During several quiet evenings recently he’d suggested she found too much happiness “in those things.” He’d corrected himself each time, saying he meant only to say he wished she’d find more comfort in the people in her life (including him), and the values she’d long cherished. What he meant with the last bit, and she knew it, was that Prudence had stopped going to church after quarreling with the women about the asking price (that she ended up paying) for a walnut piano stool.
 “Am I that bad?” she asked the handsome TV couple seated on the couch talking excitedly about the vitamin routine they’d just discovered.
…..
The phone was ringing and Mimi was yelping, dashing from one end of the room to the other. Prudence woke up to this nightmare cursing in her fashion.
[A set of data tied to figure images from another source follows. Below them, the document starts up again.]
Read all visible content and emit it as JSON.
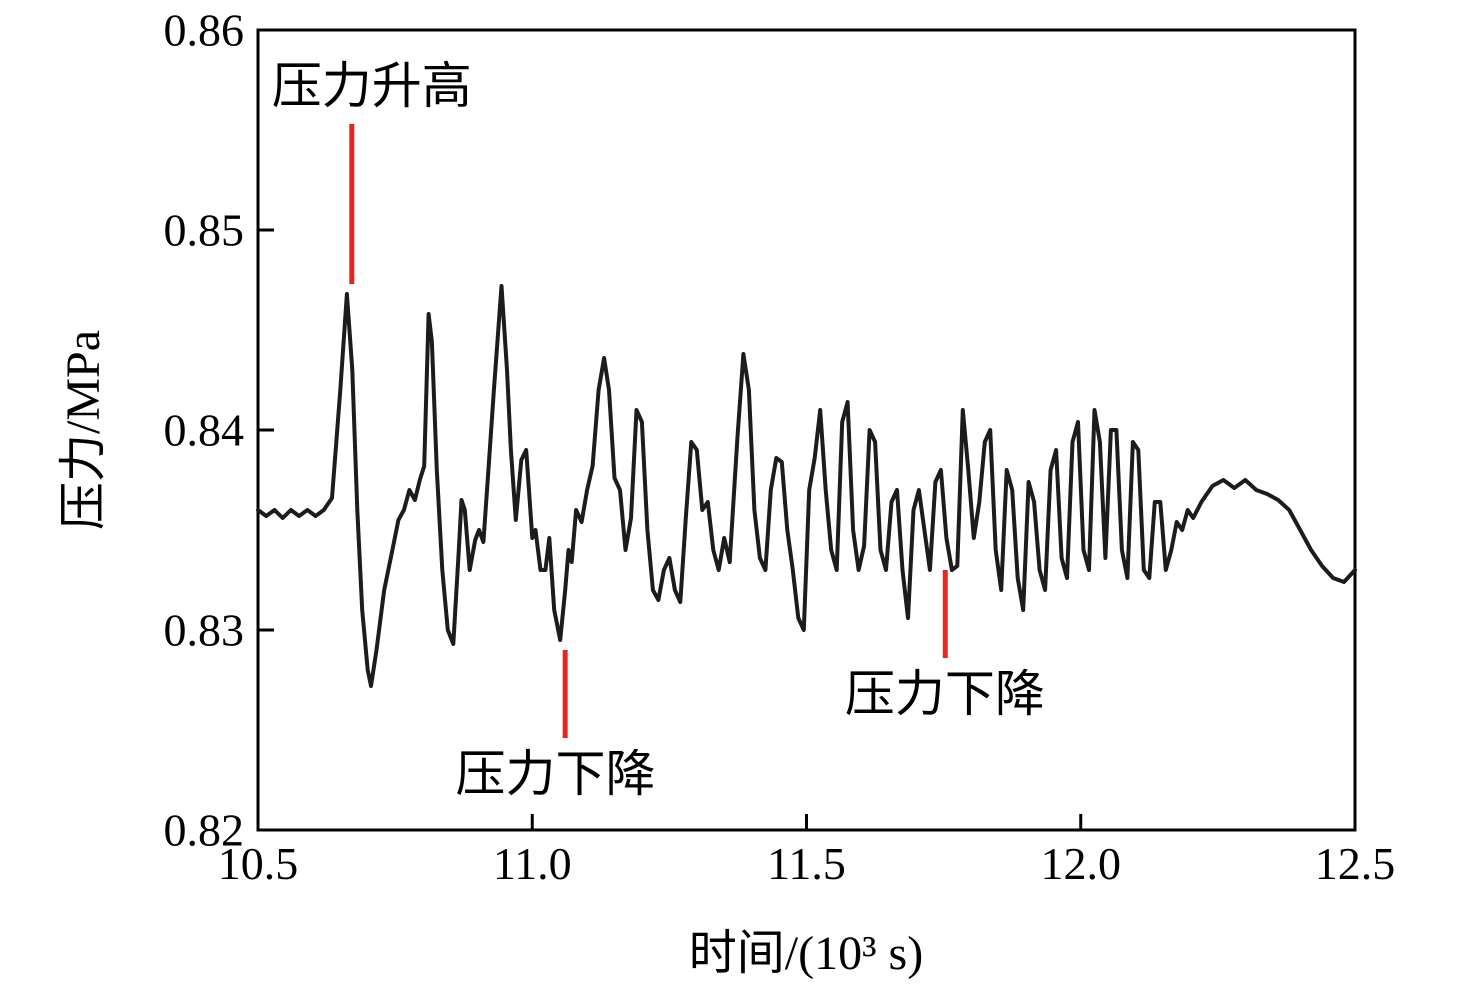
{
  "chart_data": {
    "type": "line",
    "title": "",
    "xlabel": "时间/(10³ s)",
    "ylabel": "压力/MPa",
    "xlim": [
      10.5,
      12.5
    ],
    "ylim": [
      0.82,
      0.86
    ],
    "x_ticks": [
      {
        "v": 10.5,
        "label": "10.5"
      },
      {
        "v": 11.0,
        "label": "11.0"
      },
      {
        "v": 11.5,
        "label": "11.5"
      },
      {
        "v": 12.0,
        "label": "12.0"
      },
      {
        "v": 12.5,
        "label": "12.5"
      }
    ],
    "y_ticks": [
      {
        "v": 0.82,
        "label": "0.82"
      },
      {
        "v": 0.83,
        "label": "0.83"
      },
      {
        "v": 0.84,
        "label": "0.84"
      },
      {
        "v": 0.85,
        "label": "0.85"
      },
      {
        "v": 0.86,
        "label": "0.86"
      }
    ],
    "line_color": "#1c1c1c",
    "grid": false,
    "legend": "none",
    "annotation_color": "#e8261f",
    "annotations": [
      {
        "text": "压力升高",
        "line": {
          "x": 10.671,
          "y1": 0.8553,
          "y2": 0.8473
        },
        "label": {
          "x": 10.525,
          "y": 0.8572
        }
      },
      {
        "text": "压力下降",
        "line": {
          "x": 11.06,
          "y1": 0.829,
          "y2": 0.8246
        },
        "label": {
          "x": 10.86,
          "y": 0.8228
        }
      },
      {
        "text": "压力下降",
        "line": {
          "x": 11.753,
          "y1": 0.833,
          "y2": 0.8286
        },
        "label": {
          "x": 11.57,
          "y": 0.8268
        }
      }
    ],
    "points": [
      [
        10.5,
        0.836
      ],
      [
        10.515,
        0.8357
      ],
      [
        10.53,
        0.836
      ],
      [
        10.545,
        0.8356
      ],
      [
        10.56,
        0.836
      ],
      [
        10.575,
        0.8357
      ],
      [
        10.59,
        0.836
      ],
      [
        10.605,
        0.8357
      ],
      [
        10.62,
        0.836
      ],
      [
        10.635,
        0.8366
      ],
      [
        10.65,
        0.842
      ],
      [
        10.662,
        0.8468
      ],
      [
        10.672,
        0.843
      ],
      [
        10.681,
        0.836
      ],
      [
        10.69,
        0.831
      ],
      [
        10.7,
        0.828
      ],
      [
        10.706,
        0.8272
      ],
      [
        10.716,
        0.829
      ],
      [
        10.73,
        0.832
      ],
      [
        10.745,
        0.834
      ],
      [
        10.756,
        0.8355
      ],
      [
        10.766,
        0.836
      ],
      [
        10.776,
        0.837
      ],
      [
        10.786,
        0.8365
      ],
      [
        10.795,
        0.8375
      ],
      [
        10.803,
        0.8382
      ],
      [
        10.811,
        0.8458
      ],
      [
        10.817,
        0.8444
      ],
      [
        10.826,
        0.838
      ],
      [
        10.836,
        0.833
      ],
      [
        10.846,
        0.83
      ],
      [
        10.856,
        0.8293
      ],
      [
        10.866,
        0.834
      ],
      [
        10.871,
        0.8365
      ],
      [
        10.877,
        0.836
      ],
      [
        10.886,
        0.833
      ],
      [
        10.896,
        0.8345
      ],
      [
        10.903,
        0.835
      ],
      [
        10.911,
        0.8344
      ],
      [
        10.92,
        0.838
      ],
      [
        10.93,
        0.842
      ],
      [
        10.944,
        0.8472
      ],
      [
        10.954,
        0.843
      ],
      [
        10.961,
        0.839
      ],
      [
        10.97,
        0.8355
      ],
      [
        10.98,
        0.8385
      ],
      [
        10.989,
        0.839
      ],
      [
        11.0,
        0.8346
      ],
      [
        11.006,
        0.835
      ],
      [
        11.015,
        0.833
      ],
      [
        11.024,
        0.833
      ],
      [
        11.031,
        0.8346
      ],
      [
        11.04,
        0.831
      ],
      [
        11.051,
        0.8295
      ],
      [
        11.06,
        0.832
      ],
      [
        11.066,
        0.834
      ],
      [
        11.072,
        0.8334
      ],
      [
        11.08,
        0.836
      ],
      [
        11.09,
        0.8354
      ],
      [
        11.1,
        0.837
      ],
      [
        11.11,
        0.8382
      ],
      [
        11.121,
        0.842
      ],
      [
        11.131,
        0.8436
      ],
      [
        11.14,
        0.842
      ],
      [
        11.15,
        0.8376
      ],
      [
        11.16,
        0.837
      ],
      [
        11.17,
        0.834
      ],
      [
        11.18,
        0.8356
      ],
      [
        11.19,
        0.841
      ],
      [
        11.2,
        0.8404
      ],
      [
        11.21,
        0.835
      ],
      [
        11.22,
        0.832
      ],
      [
        11.23,
        0.8315
      ],
      [
        11.24,
        0.833
      ],
      [
        11.25,
        0.8336
      ],
      [
        11.26,
        0.832
      ],
      [
        11.27,
        0.8314
      ],
      [
        11.28,
        0.8356
      ],
      [
        11.29,
        0.8394
      ],
      [
        11.3,
        0.839
      ],
      [
        11.31,
        0.836
      ],
      [
        11.32,
        0.8364
      ],
      [
        11.33,
        0.834
      ],
      [
        11.34,
        0.833
      ],
      [
        11.35,
        0.8346
      ],
      [
        11.36,
        0.8334
      ],
      [
        11.374,
        0.8396
      ],
      [
        11.385,
        0.8438
      ],
      [
        11.395,
        0.842
      ],
      [
        11.405,
        0.836
      ],
      [
        11.415,
        0.8336
      ],
      [
        11.425,
        0.833
      ],
      [
        11.435,
        0.837
      ],
      [
        11.445,
        0.8386
      ],
      [
        11.455,
        0.8384
      ],
      [
        11.465,
        0.835
      ],
      [
        11.475,
        0.833
      ],
      [
        11.485,
        0.8306
      ],
      [
        11.495,
        0.83
      ],
      [
        11.505,
        0.837
      ],
      [
        11.515,
        0.8386
      ],
      [
        11.525,
        0.841
      ],
      [
        11.535,
        0.837
      ],
      [
        11.545,
        0.834
      ],
      [
        11.555,
        0.833
      ],
      [
        11.565,
        0.8404
      ],
      [
        11.575,
        0.8414
      ],
      [
        11.585,
        0.835
      ],
      [
        11.595,
        0.833
      ],
      [
        11.605,
        0.8342
      ],
      [
        11.615,
        0.84
      ],
      [
        11.625,
        0.8394
      ],
      [
        11.635,
        0.834
      ],
      [
        11.645,
        0.833
      ],
      [
        11.655,
        0.8364
      ],
      [
        11.665,
        0.837
      ],
      [
        11.675,
        0.833
      ],
      [
        11.685,
        0.8306
      ],
      [
        11.695,
        0.836
      ],
      [
        11.705,
        0.837
      ],
      [
        11.715,
        0.835
      ],
      [
        11.725,
        0.833
      ],
      [
        11.735,
        0.8374
      ],
      [
        11.745,
        0.838
      ],
      [
        11.755,
        0.8346
      ],
      [
        11.765,
        0.833
      ],
      [
        11.775,
        0.8332
      ],
      [
        11.785,
        0.841
      ],
      [
        11.795,
        0.838
      ],
      [
        11.805,
        0.8346
      ],
      [
        11.815,
        0.8364
      ],
      [
        11.825,
        0.8394
      ],
      [
        11.835,
        0.84
      ],
      [
        11.845,
        0.834
      ],
      [
        11.855,
        0.832
      ],
      [
        11.865,
        0.838
      ],
      [
        11.875,
        0.837
      ],
      [
        11.885,
        0.8326
      ],
      [
        11.895,
        0.831
      ],
      [
        11.905,
        0.8374
      ],
      [
        11.915,
        0.8364
      ],
      [
        11.925,
        0.833
      ],
      [
        11.935,
        0.832
      ],
      [
        11.945,
        0.838
      ],
      [
        11.955,
        0.839
      ],
      [
        11.965,
        0.8336
      ],
      [
        11.975,
        0.8326
      ],
      [
        11.985,
        0.8394
      ],
      [
        11.995,
        0.8404
      ],
      [
        12.005,
        0.834
      ],
      [
        12.015,
        0.833
      ],
      [
        12.025,
        0.841
      ],
      [
        12.035,
        0.8394
      ],
      [
        12.045,
        0.8336
      ],
      [
        12.055,
        0.84
      ],
      [
        12.065,
        0.84
      ],
      [
        12.075,
        0.834
      ],
      [
        12.085,
        0.8326
      ],
      [
        12.095,
        0.8394
      ],
      [
        12.105,
        0.839
      ],
      [
        12.115,
        0.833
      ],
      [
        12.125,
        0.8326
      ],
      [
        12.135,
        0.8364
      ],
      [
        12.145,
        0.8364
      ],
      [
        12.155,
        0.833
      ],
      [
        12.165,
        0.834
      ],
      [
        12.175,
        0.8354
      ],
      [
        12.185,
        0.835
      ],
      [
        12.195,
        0.836
      ],
      [
        12.205,
        0.8356
      ],
      [
        12.22,
        0.8364
      ],
      [
        12.24,
        0.8372
      ],
      [
        12.26,
        0.8375
      ],
      [
        12.28,
        0.8371
      ],
      [
        12.3,
        0.8375
      ],
      [
        12.32,
        0.837
      ],
      [
        12.34,
        0.8368
      ],
      [
        12.36,
        0.8365
      ],
      [
        12.38,
        0.836
      ],
      [
        12.4,
        0.835
      ],
      [
        12.42,
        0.834
      ],
      [
        12.44,
        0.8332
      ],
      [
        12.46,
        0.8326
      ],
      [
        12.48,
        0.8324
      ],
      [
        12.5,
        0.833
      ]
    ]
  }
}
A couple of damns and lots of hells. She knocked the phone accidentally onto the other bed and it stopped ringing.
“Hello?” a woman’s muffled voice rasped. Mimi let out a short, piercing bark and ran to the door and jumped at it, falling backwards comically.
“Hello?”
“Hold it!” Prudence commanded, pushing off of Nolan to sit up. “Yes.”
Evelyn Askew was off and running. Prudence couldn’t believe Evelyn had gotten through. Evelyn couldn’t, either. She was surprised she even remembered how to dial her cell phone. It sounds like trains are all over the place. Avalanches and the wrath of God himself. Then Evelyn cried out.